La France a consacré en 2013, 11,7% de son PIB en dépenses de santé et s’est classée en 8ème position mondiale d’après la base de données sur les comptes nationaux de santé de l’Organisation Mondiale de la Santé (OMS). De plus, le Ministère des Affaires Sociales et de la Santé (MASS) a annoncé une hausse de 2,4% des dépenses de santé en 2014. Ce qui prouve un engagement politique important face à une demande croissante dans ce secteur. Dans cette étude, nous accordons une attention particulière à l’un des systèmes de soin qui se trouve au cœur de l’activité médicale. Ce système touche presque toutes les autres cellules du réseau des systèmes de soin en jouant le rôle du système tampon, présentant parfois la seule alternative d’orientation des patients à cause de la capacité de traitement insuffisante dans les autres parties de ce réseau. Il s’agit du Service d’Urgences (SU).
Si l’exercice dans les SU diffère d’une prise en charge médicale classique, c’est dû essentiellement à une demande de soin peu stable et prévisible causant ainsi des problèmes d’engorgement et de tension.
Présentation des Services d’Urgences (SU) en France
La Charte de Médecine d’Urgence (SFMU, 2003a) définit les missions des SU : leur principal rôle est d’accueillir et de prendre en charge en urgence tous les patients qui y viennent spontanément ou qui y sont amenés par les services de secours (SAMU, pompiers, police…).
Nous distinguons deux types d’urgence : vitale (dites aussi réelle) et ressentie (Gentile et al., 2004). Cependant les SU accueillent les patients sans sélection 24h/24, tous les jours de l’année comme l’énonce l’article R712-65 du Code de la Santé Publique (CSP) avec quelques exceptions pour les SU spécialisés (maternité, pédiatrie, psychiatrie). Ce qui fait que les portes des SU sont constamment ouvertes puisque aucune barrière d’accès n’existe. D’ailleurs, SU rime souvent avec saturation, problèmes d’organisation, personnel stressé fatigué et débordé, plusieurs notions que nous avons rapportées au terme « Tension ».
De plus, le nombre de passages annuels aux SU de France métropolitaine et de ses départements d’outre-mer est passé de 13,6 millions à 18,5 millions entre 2001 et 2011(Vuagnat, 2013). Soit l’équivalent d’une hausse de 36% en 10 ans qui risque de prendre encore plus d’ampleur dans les années à venir avec tous les problèmes de santé publique modernes, comme l’obésité, l’alcoolisation, le tabagisme, les risques liés à l’environnement, etc.

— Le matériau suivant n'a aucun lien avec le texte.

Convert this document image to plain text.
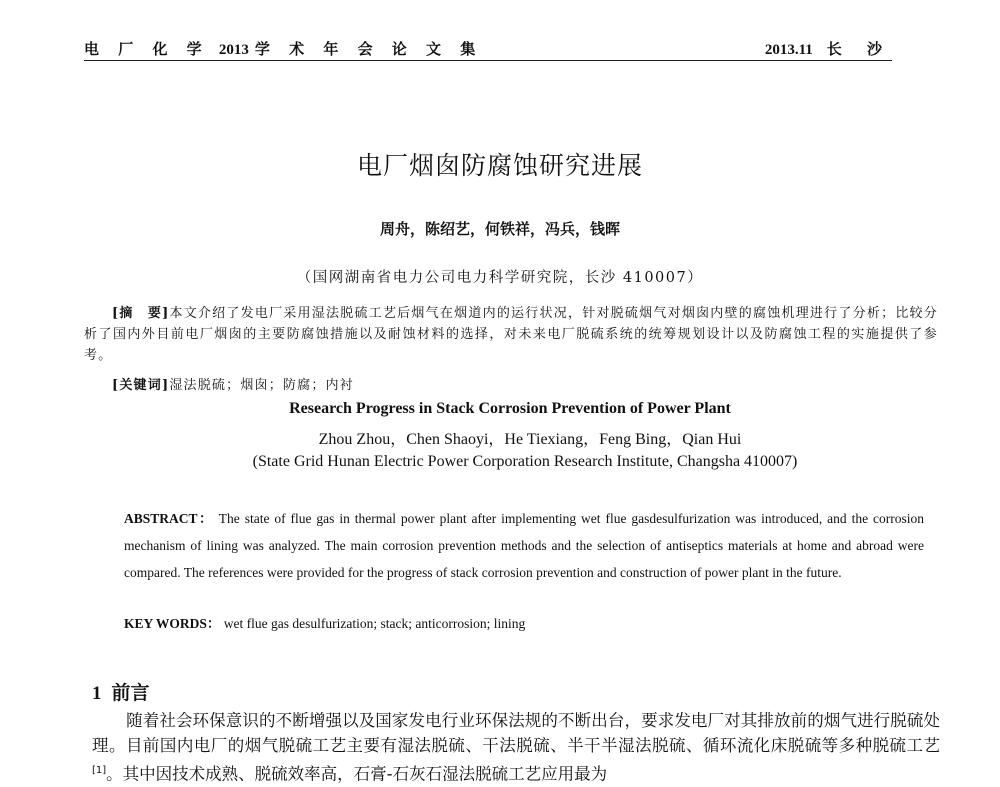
电 厂 化 学 2013 学 术 年 会 论 文 集	2013.11 长 沙
电厂烟囱防腐蚀研究进展
周舟，陈绍艺，何铁祥，冯兵，钱晖
（国网湖南省电力公司电力科学研究院，长沙 410007）
[摘　要]本文介绍了发电厂采用湿法脱硫工艺后烟气在烟道内的运行状况，针对脱硫烟气对烟囱内壁的腐蚀机理进行了分析；比较分析了国内外目前电厂烟囱的主要防腐蚀措施以及耐蚀材料的选择，对未来电厂脱硫系统的统筹规划设计以及防腐蚀工程的实施提供了参考。
[关键词]湿法脱硫；烟囱；防腐；内衬
Research Progress in Stack Corrosion Prevention of Power Plant
Zhou Zhou，Chen Shaoyi，He Tiexiang，Feng Bing，Qian Hui
(State Grid Hunan Electric Power Corporation Research Institute, Changsha 410007)
ABSTRACT： The state of flue gas in thermal power plant after implementing wet flue gasdesulfurization was introduced, and the corrosion mechanism of lining was analyzed. The main corrosion prevention methods and the selection of antiseptics materials at home and abroad were compared. The references were provided for the progress of stack corrosion prevention and construction of power plant in the future.
KEY WORDS： wet flue gas desulfurization; stack; anticorrosion; lining
1 前言
随着社会环保意识的不断增强以及国家发电行业环保法规的不断出台，要求发电厂对其排放前的烟气进行脱硫处理。目前国内电厂的烟气脱硫工艺主要有湿法脱硫、干法脱硫、半干半湿法脱硫、循环流化床脱硫等多种脱硫工艺[1]。其中因技术成熟、脱硫效率高，石膏-石灰石湿法脱硫工艺应用最为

Afin de comprendre les besoins et les craintes, améliorer les politiques mises en œuvre et optimiser les dépenses face à cette hausse permanente dans ces temps de crise, plusieurs changements et réformes ont touché de près les SU. Nous citons ci-dessous les plus marquants durant ces dix dernières années :
• La loi n° 2009-879 “Hôpital, Patients, Santé, Territoires” (HPST) du 21 juillet 2009 qui réforme en profondeur l’organisation médicale (ANAP, 2010a).

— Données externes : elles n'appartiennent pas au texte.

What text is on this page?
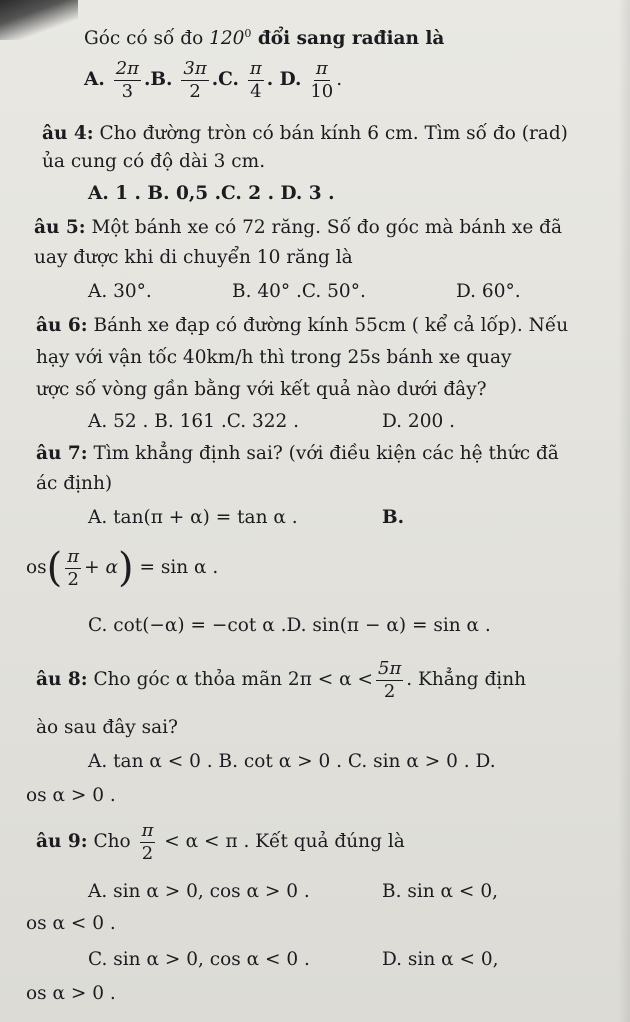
Góc có số đo $120^0$ đổi sang rađian là
A. $\frac{2\pi}{3} .B$. $\frac{3\pi}{2} .C$. $\frac{\pi}{4}$ . D. $\frac{\pi}{10}$ .
âu 4: Cho đường tròn có bán kính 6 cm. Tìm số đo (rad)
ủa cung có độ dài 3 cm.
A. 1 . B. 0,5 .C. 2 . D. 3 .
âu 5: Một bánh xe có 72 răng. Số đo góc mà bánh xe đã
uay được khi di chuyển 10 răng là
A. 30°.	B. 40° .C. 50°.	D. 60°.
âu 6: Bánh xe đạp có đường kính 55cm ( kể cả lốp). Nếu
hạy với vận tốc 40km/h thì trong 25s bánh xe quay
ược số vòng gần bằng với kết quả nào dưới đây?
A. 52 . B. 161 .C. 322 .	D. 200 .
âu 7: Tìm khẳng định sai? (với điều kiện các hệ thức đã
ác định)
A. tan(π + α) = tan α .	B.
$os( \frac{\pi}{2} + \alpha) = \sin \alpha$ .
C. cot(−α) = −cot α .D. sin(π − α) = sin α .
âu 8: Cho góc α thỏa mãn $2\pi < \alpha < \frac{5\pi}{2}$ . Khẳng định
ào sau đây sai?
A. tan α < 0 . B. cot α > 0 . C. sin α > 0 . D.
os α > 0 .
âu 9: Cho $\frac{\pi}{2} < \alpha < \pi$ . Kết quả đúng là
A. sin α > 0, cos α > 0 .	B. sin α < 0,
os α < 0 .
C. sin α > 0, cos α < 0 .	D. sin α < 0,
os α > 0 .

• Les réformes financières : Le Forfait Annuel des Urgences (FAU), le Forfait d’Accueil et Traitement des Urgences (ATU), la tarification à l’activité (T2A) (MASS, 2007).
• Le décret n°2006-576 du 22 mai 2006 relatif à la médecine d’urgence modifiant ainsi son organisation et le CSP.
• Le plan national « Urgence » (MSFPH, 2004) présentant 24 mesures pour améliorer le fonctionnement et la gestion des SU et les actions en aval comme en amont permettant une meilleure organisation de la Permanence d’Accès aux Soins de Santé (PASS).
• L’arrêté du 22 septembre 2004 fixant la liste et la réglementation des diplômes d’études spécialisées complémentaires de médecine dont la création du diplôme d’études spécialisées complémentaires de médecine d’urgence.
• Le décret n°2003-880 du 15 septembre 2003, relatif aux modalités d’organisation de la PASS.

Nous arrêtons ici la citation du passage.